Ms. Norton said she hopes Mr. Ryan will allow her the vote, noting that he voted in 2007 to approve the D.C. House Voting Rights Act, which would have given Ms. Norton a full floor vote on legislation.

The bill passed the Democratic-led House in April 2007, 241 to 177, with Mr. Ryan’s affirmative vote recorded with 21 other Republicans. But in September of that year, the Senate failed to invoke cloture on a companion measure and the bill died without a vote.

In 2009, there was another attempt to give Ms. Norton floor voting rights. As that bill made its way through Congress, House Republicans tacked on an amendment that would have barred the mayor and the D.C. Council from outlawing guns permitted under federal law and would have repealed the city’s ban on semiautomatic rifles.
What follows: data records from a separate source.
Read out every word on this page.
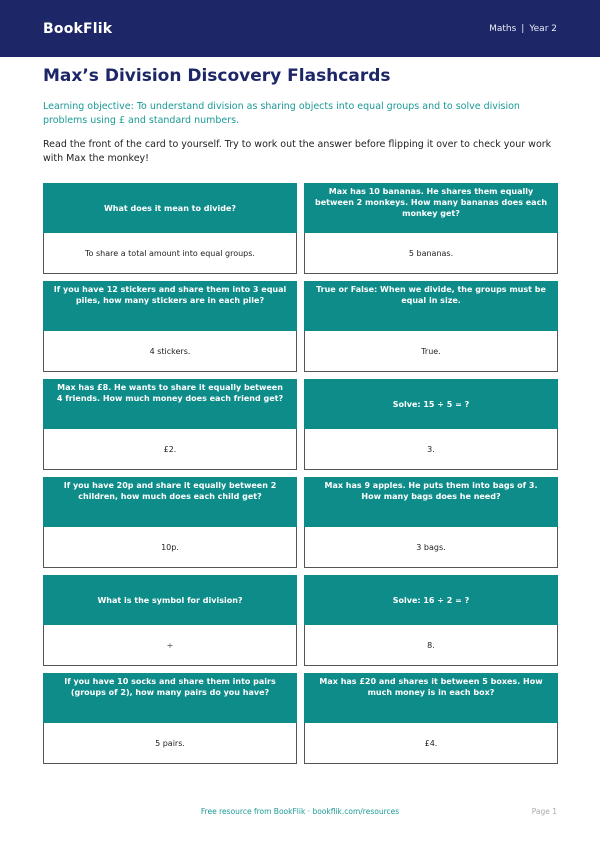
BookFlik	Maths | Year 2
Max’s Division Discovery Flashcards

Learning objective: To understand division as sharing objects into equal groups and to solve division problems using £ and standard numbers.

Read the front of the card to yourself. Try to work out the answer before flipping it over to check your work with Max the monkey!

What does it mean to divide?
To share a total amount into equal groups.
Max has 10 bananas. He shares them equally between 2 monkeys. How many bananas does each monkey get?
5 bananas.
If you have 12 stickers and share them into 3 equal piles, how many stickers are in each pile?
4 stickers.
True or False: When we divide, the groups must be equal in size.
True.
Max has £8. He wants to share it equally between 4 friends. How much money does each friend get?
£2.
Solve: 15 ÷ 5 = ?
3.
If you have 20p and share it equally between 2 children, how much does each child get?
10p.
Max has 9 apples. He puts them into bags of 3. How many bags does he need?
3 bags.
What is the symbol for division?
÷
Solve: 16 ÷ 2 = ?
8.
If you have 10 socks and share them into pairs (groups of 2), how many pairs do you have?
5 pairs.
Max has £20 and shares it between 5 boxes. How much money is in each box?
£4.
Free resource from BookFlik · bookflik.com/resources	Page 1
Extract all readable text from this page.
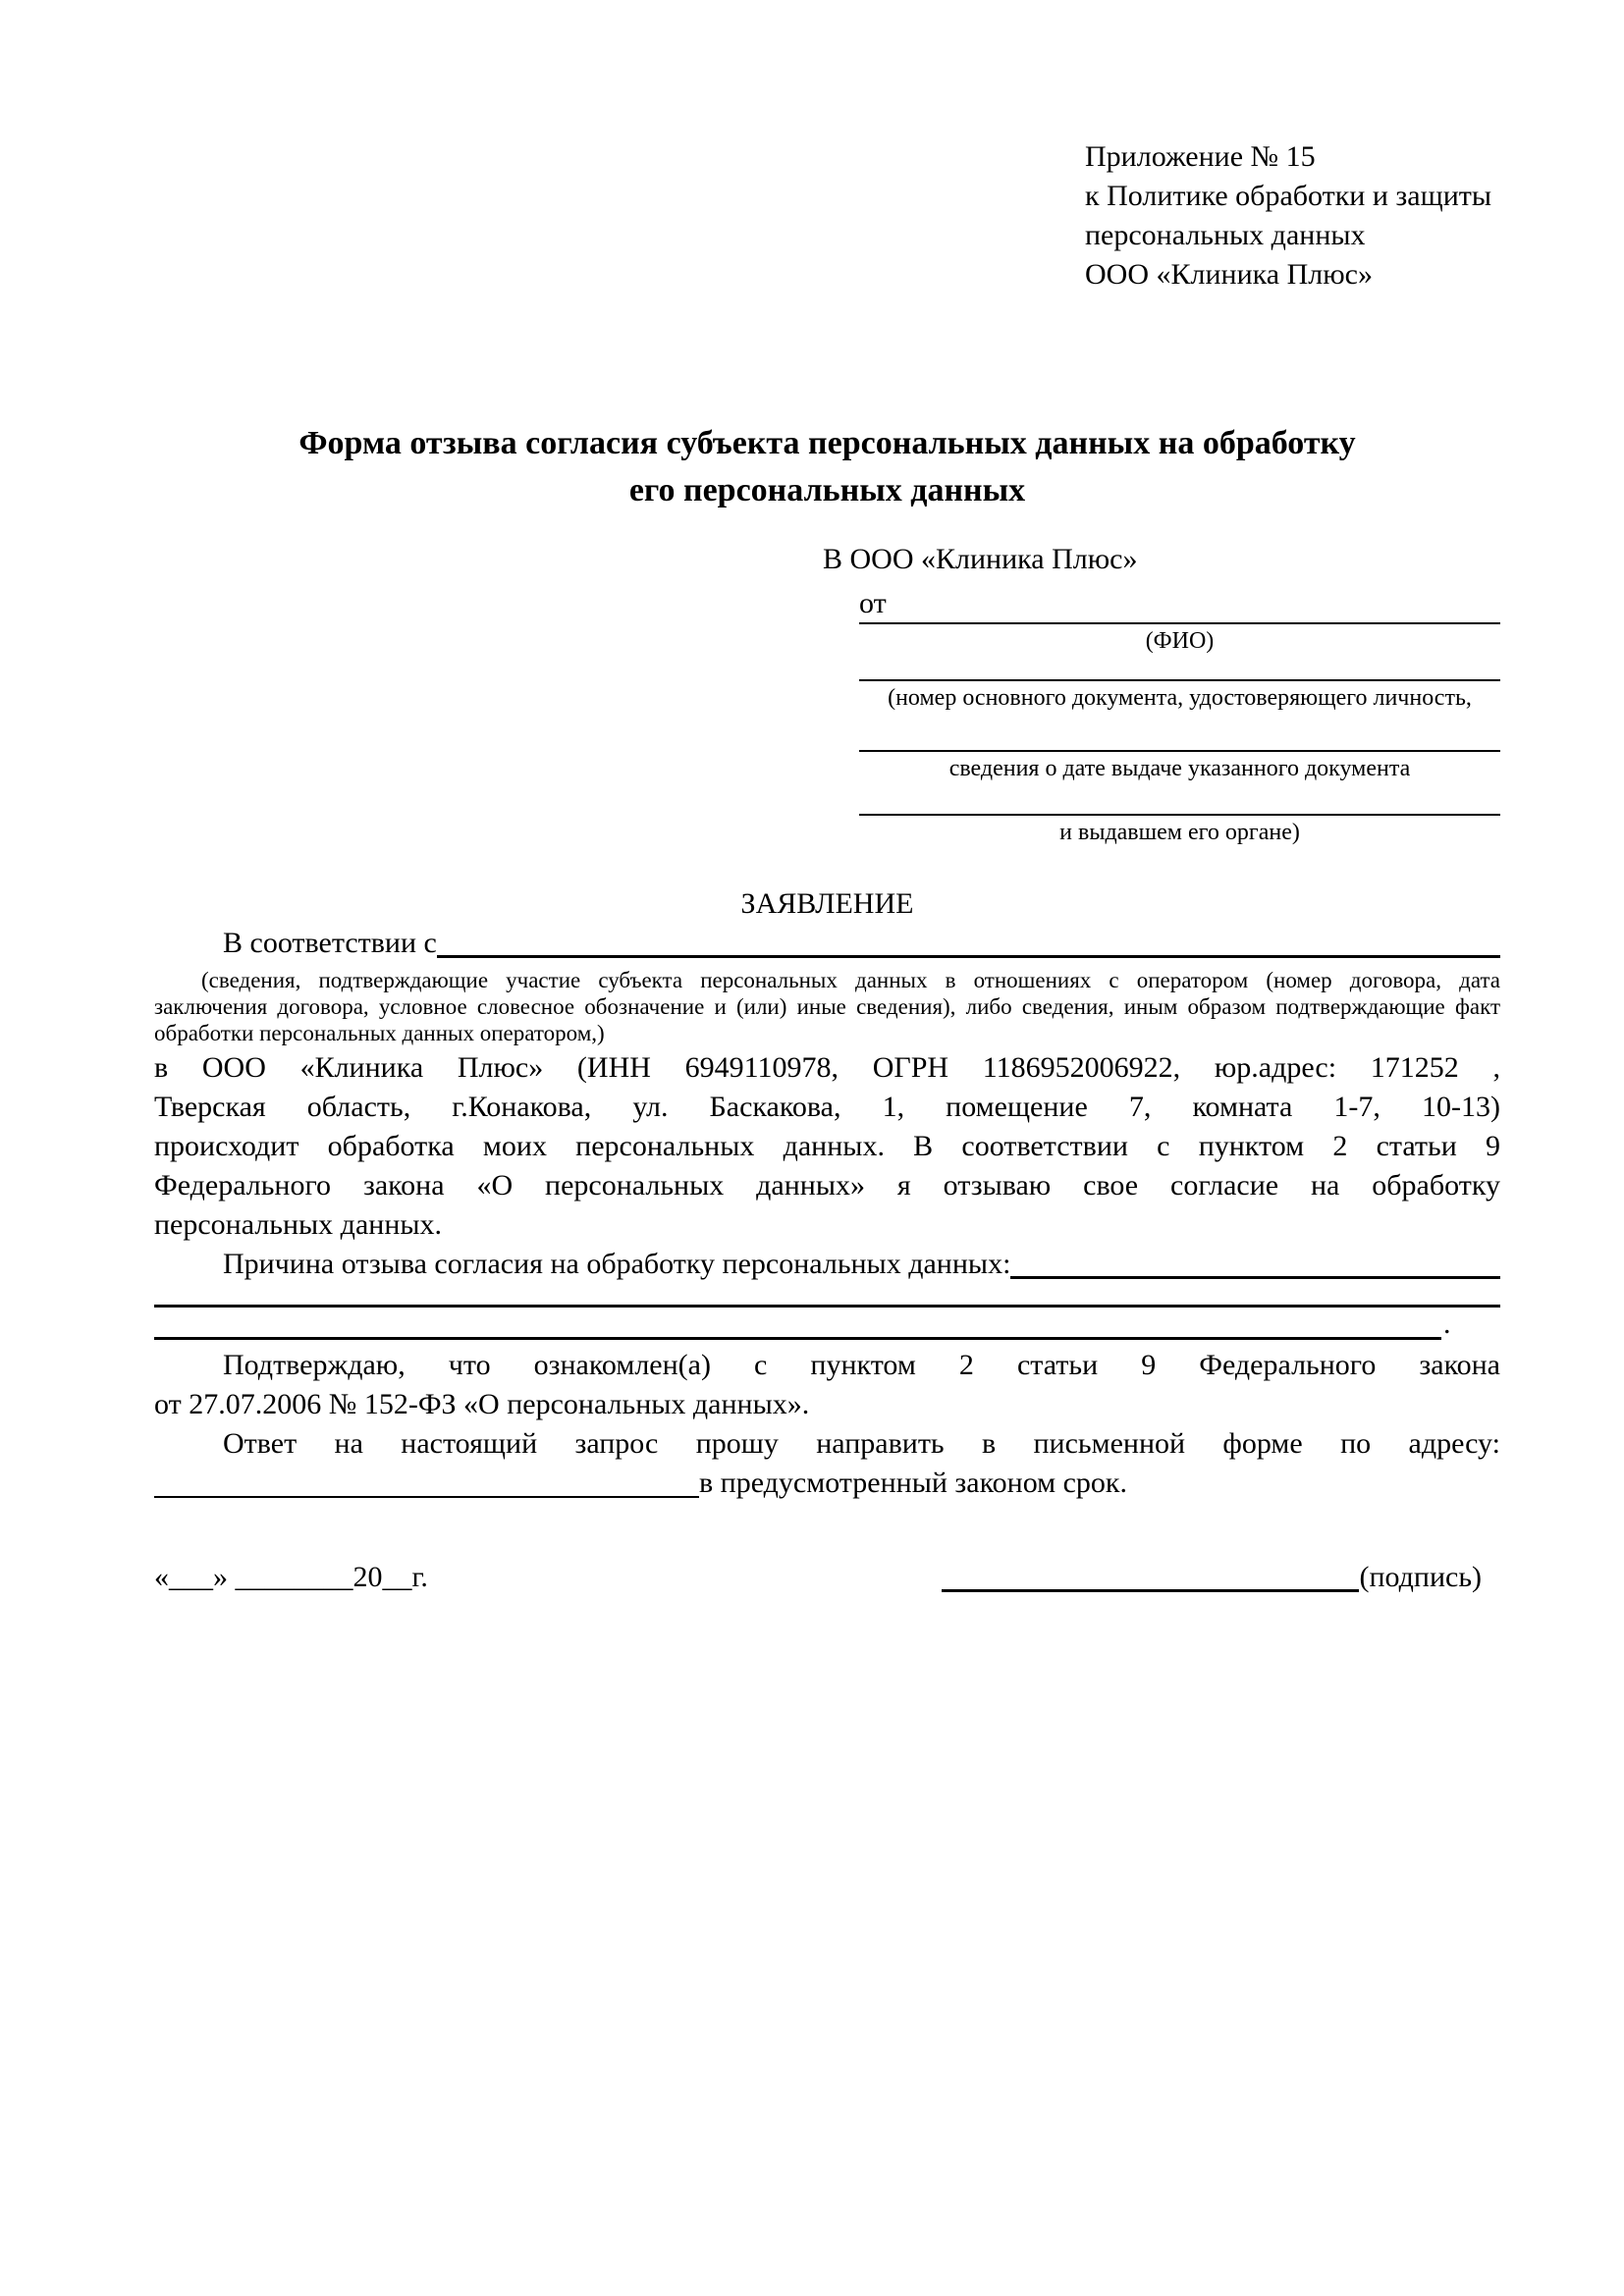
Приложение № 15
к Политике обработки и защиты
персональных данных
ООО «Клиника Плюс»
Форма отзыва согласия субъекта персональных данных на обработку
его персональных данных
В ООО «Клиника Плюс»
от
(ФИО)
(номер основного документа, удостоверяющего личность,
сведения о дате выдаче указанного документа
и выдавшем его органе)
ЗАЯВЛЕНИЕ
В соответствии с
(сведения, подтверждающие участие субъекта персональных данных в отношениях с оператором (номер договора, дата
заключения договора, условное словесное обозначение и (или) иные сведения), либо сведения, иным образом подтверждающие факт
обработки персональных данных оператором,)
в ООО «Клиника Плюс» (ИНН 6949110978, ОГРН 1186952006922, юр.адрес: 171252 ,
Тверская область, г.Конакова, ул. Баскакова, 1, помещение 7, комната 1-7, 10-13)
происходит обработка моих персональных данных. В соответствии с пунктом 2 статьи 9
Федерального закона «О персональных данных» я отзываю свое согласие на обработку
персональных данных.
Причина отзыва согласия на обработку персональных данных:
.
Подтверждаю, что ознакомлен(а) с пунктом 2 статьи 9 Федерального закона
от 27.07.2006 № 152-ФЗ «О персональных данных».
Ответ на настоящий запрос прошу направить в письменной форме по адресу:
в предусмотренный законом срок.
«___» ________20__г.	(подпись)
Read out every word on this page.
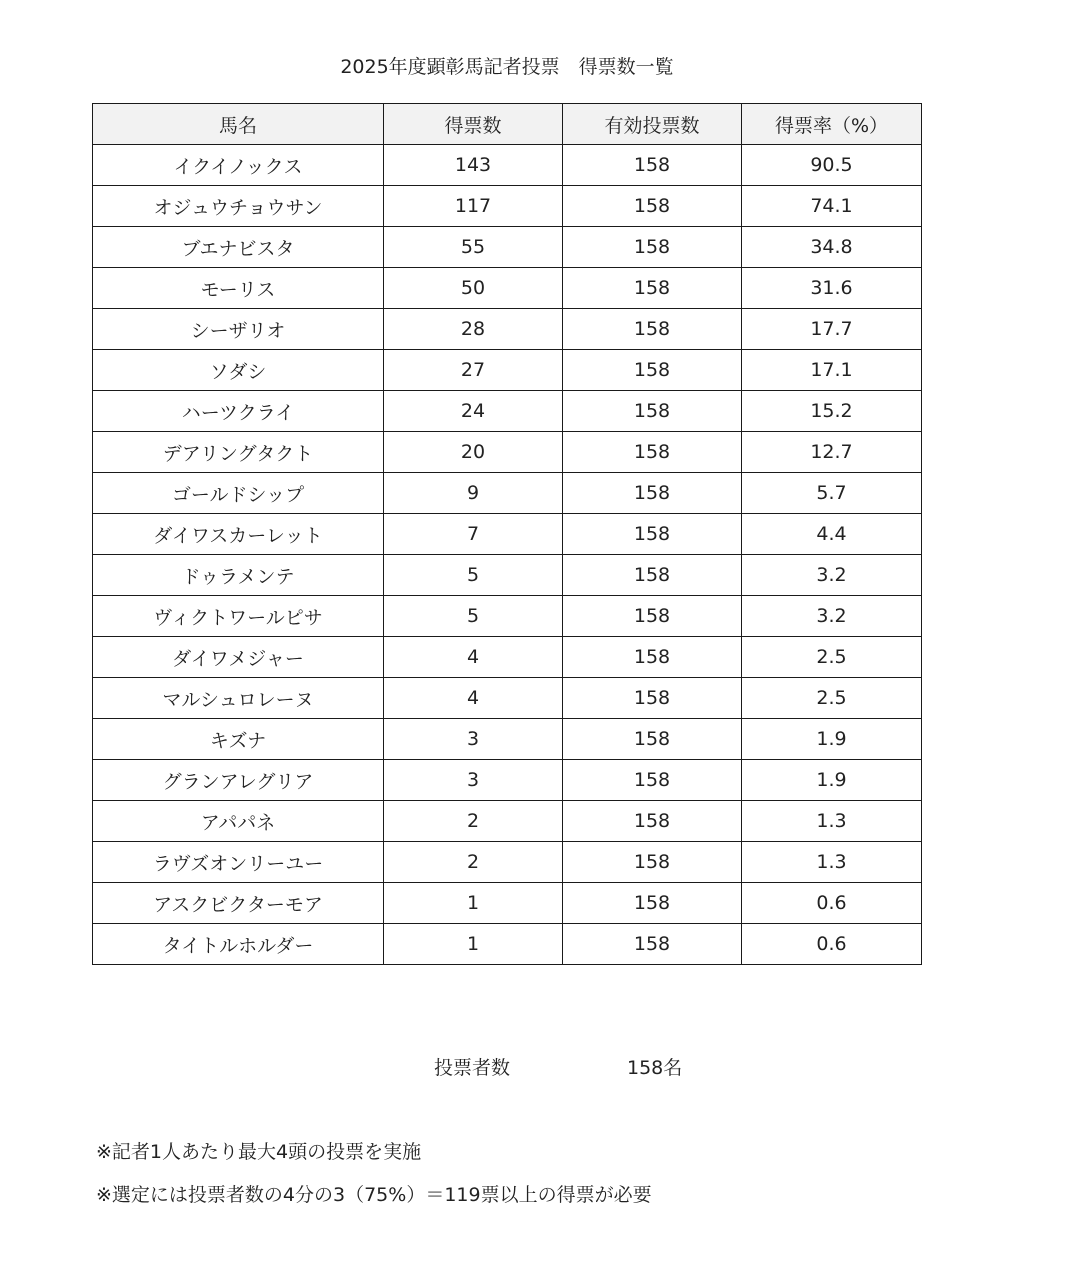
2025年度顕彰馬記者投票　得票数一覧
馬名	得票数	有効投票数	得票率（%）
イクイノックス	143	158	90.5
オジュウチョウサン	117	158	74.1
ブエナビスタ	55	158	34.8
モーリス	50	158	31.6
シーザリオ	28	158	17.7
ソダシ	27	158	17.1
ハーツクライ	24	158	15.2
デアリングタクト	20	158	12.7
ゴールドシップ	9	158	5.7
ダイワスカーレット	7	158	4.4
ドゥラメンテ	5	158	3.2
ヴィクトワールピサ	5	158	3.2
ダイワメジャー	4	158	2.5
マルシュロレーヌ	4	158	2.5
キズナ	3	158	1.9
グランアレグリア	3	158	1.9
アパパネ	2	158	1.3
ラヴズオンリーユー	2	158	1.3
アスクビクターモア	1	158	0.6
タイトルホルダー	1	158	0.6
投票者数	158名
※記者1人あたり最大4頭の投票を実施
※選定には投票者数の4分の3（75%）＝119票以上の得票が必要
That put D.C. voting rights advocates in a tough position: Get a full vote in Congress and let Republicans eviscerate the city’s strict gun laws or cede their position on voting rights and keep local gun laws intact. That measure was passed by the Senate in February 2009, but didn’t see a vote in the House.

 

For Ms. Norton, the move comes as hopes of D.C. statehood and budget autonomy wane. With Republicans controlling both chambers of Congress and the White House, she acknowledged little hope for those causes in the near future.

“Budget autonomy and statehood are for another day,” Ms. Norton said. “Today we claim the minimum of what has been bought and paid for in lives given in all the nation’s wars and in taxes paid to support the government of the United States.”